Sandy mischt sich ein: „Chef, Antonia kann sich nicht entscheiden, welche Stille schöner ist. Die von der Mute-Taste des DVD-Players oder die vom Beamer. Sie meint die vom Beamer sei eindrucksvoller.“

Während Antonia aufspringt, um mir die beiden Fernbedienungen zu zeigen, tippt sich Sandy hinter ihrem Rücken an die Stirn.

Ich meine, es ist unzweifelhaft eine anerkannte und nicht zu leugnende Tatsache, daß Antonia gewaltig einen an der Mupfel hat, aber bitteschön, was unterscheidet sie dann von allen anderen hier, mich eingeschlossen? Jeder spinnt auf seine Weise, der eine laut, der andere leise; hat mal jemand gesagt.

Nun hat es Sandy in ihrer lockeren und unbekümmerten Art sicherlich leichter im Leben, als die herzensgute und mit einem Bauch gesegnete Antonia. Also falle ich dem Pummelchen nicht auch noch in den Rücken.

„Los, Antonia“, sage ich, „mach mal vor. Zuerst die Stille vom Beamer!“

Antonia steht den Bruchteil einer Sekunde starr vor Erstaunen da, dann geht ein Strahlen über ihr Gesicht und sie macht eilfertig den Ton an, dann wieder aus und wir stehen da und lauschen. Nix, es ist einfach nur still. Dann macht sie den Ton wieder an und dann erneut wieder aus, diesmal aber mit der Fernbedienung vom anderen Gerät.
Wieder stehen wir da und lauschen der Stille. Antonia wiegt den Kopf etwas hin und her, damit sie ganz genau hören kann, ob diese Stille schön klingt.
Sandy sitzt barfuß, mit angezogenen Beinen auf einem der Stühle und zupft sich am kleinen Zeh. Ihre langen schwarzen Haare sind nach vorne gefallen und verdecken das Gesicht. Ich kann aber trotzdem sehen, daß sie mit den Augen rollt. Sie zweifelt eindeutig an Antonias und meinem Verstand.

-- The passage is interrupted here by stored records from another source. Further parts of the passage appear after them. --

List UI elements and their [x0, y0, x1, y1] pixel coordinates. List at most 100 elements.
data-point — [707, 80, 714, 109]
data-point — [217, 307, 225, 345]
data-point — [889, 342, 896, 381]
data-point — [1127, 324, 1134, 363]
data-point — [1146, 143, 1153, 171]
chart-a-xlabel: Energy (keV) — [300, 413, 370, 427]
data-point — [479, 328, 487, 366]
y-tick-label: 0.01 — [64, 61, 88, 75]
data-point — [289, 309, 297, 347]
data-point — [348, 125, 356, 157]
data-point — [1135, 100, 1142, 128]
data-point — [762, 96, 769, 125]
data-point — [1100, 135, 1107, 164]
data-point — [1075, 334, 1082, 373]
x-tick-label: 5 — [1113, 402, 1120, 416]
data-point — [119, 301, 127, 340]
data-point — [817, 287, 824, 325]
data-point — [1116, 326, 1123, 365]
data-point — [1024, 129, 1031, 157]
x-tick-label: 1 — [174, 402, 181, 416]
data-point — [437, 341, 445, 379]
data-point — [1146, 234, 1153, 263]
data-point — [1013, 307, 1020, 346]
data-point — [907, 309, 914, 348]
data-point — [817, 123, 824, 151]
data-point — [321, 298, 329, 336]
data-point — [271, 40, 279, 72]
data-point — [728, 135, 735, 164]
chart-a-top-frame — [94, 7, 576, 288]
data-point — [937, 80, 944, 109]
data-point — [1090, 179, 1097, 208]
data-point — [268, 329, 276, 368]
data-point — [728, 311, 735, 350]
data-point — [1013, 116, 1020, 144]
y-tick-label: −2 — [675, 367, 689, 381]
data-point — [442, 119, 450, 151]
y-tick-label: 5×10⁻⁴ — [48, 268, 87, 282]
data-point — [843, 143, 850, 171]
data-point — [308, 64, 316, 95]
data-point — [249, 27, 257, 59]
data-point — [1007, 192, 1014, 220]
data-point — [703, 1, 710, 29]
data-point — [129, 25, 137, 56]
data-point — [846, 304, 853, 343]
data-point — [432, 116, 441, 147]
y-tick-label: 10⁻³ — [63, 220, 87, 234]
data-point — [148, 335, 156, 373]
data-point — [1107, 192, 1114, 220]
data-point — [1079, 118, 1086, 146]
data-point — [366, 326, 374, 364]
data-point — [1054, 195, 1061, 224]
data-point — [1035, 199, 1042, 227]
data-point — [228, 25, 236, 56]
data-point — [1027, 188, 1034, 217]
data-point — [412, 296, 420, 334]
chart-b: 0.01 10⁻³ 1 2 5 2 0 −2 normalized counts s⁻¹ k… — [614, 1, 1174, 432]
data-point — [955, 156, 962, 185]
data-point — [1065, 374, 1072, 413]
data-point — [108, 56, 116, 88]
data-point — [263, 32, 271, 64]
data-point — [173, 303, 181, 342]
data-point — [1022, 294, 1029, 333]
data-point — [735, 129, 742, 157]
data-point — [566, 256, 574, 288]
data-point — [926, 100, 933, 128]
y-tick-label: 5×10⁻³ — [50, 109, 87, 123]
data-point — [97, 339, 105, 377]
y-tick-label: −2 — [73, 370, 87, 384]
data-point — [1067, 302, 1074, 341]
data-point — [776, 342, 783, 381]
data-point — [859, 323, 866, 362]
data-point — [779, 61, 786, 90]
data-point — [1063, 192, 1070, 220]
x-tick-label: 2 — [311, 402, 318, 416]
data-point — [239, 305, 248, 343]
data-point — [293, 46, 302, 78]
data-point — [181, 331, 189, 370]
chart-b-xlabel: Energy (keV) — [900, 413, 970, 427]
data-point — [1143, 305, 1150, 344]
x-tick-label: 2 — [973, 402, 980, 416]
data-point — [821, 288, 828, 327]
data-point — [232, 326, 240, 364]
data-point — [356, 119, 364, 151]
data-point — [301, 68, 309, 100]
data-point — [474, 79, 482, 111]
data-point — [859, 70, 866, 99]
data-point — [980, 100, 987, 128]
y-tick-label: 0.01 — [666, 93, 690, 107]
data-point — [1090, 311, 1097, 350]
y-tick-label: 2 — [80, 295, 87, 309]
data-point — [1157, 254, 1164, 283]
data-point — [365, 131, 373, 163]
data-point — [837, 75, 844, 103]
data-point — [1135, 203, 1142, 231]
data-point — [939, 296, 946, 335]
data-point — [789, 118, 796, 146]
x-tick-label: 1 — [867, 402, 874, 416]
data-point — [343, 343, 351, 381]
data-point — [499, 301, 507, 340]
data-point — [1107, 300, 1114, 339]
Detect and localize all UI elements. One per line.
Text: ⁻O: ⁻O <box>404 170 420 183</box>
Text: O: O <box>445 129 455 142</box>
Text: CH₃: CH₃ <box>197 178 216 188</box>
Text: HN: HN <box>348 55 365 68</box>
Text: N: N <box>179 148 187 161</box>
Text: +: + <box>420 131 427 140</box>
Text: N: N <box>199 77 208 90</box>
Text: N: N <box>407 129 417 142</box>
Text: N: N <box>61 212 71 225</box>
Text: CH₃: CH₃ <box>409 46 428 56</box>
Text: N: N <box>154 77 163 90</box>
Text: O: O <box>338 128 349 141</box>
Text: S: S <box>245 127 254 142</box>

„Antonia, Du hast Recht, die Stille vom Beamer ist viel eindrucksvoller, also wirklich, das hört man ganz deutlich.“

Wieder dieses kurze Aufblitzen absoluten Erstaunens ins Antonias Gesicht, dann kommt es zu einer Spontanausschüttung von Wachstumshormonen und das Pummelchen wächst vor meinen Augen um wenigstens 45 Zentimeter. Sie strahlt über das ganze Gesicht und Sandy sitzt immer noch da, schüttelt ihren Kopf und kann nicht fassen, daß jemand Antonia Recht gegeben hat.

Manchmal muß man die Schwachen auch stärken, finde ich.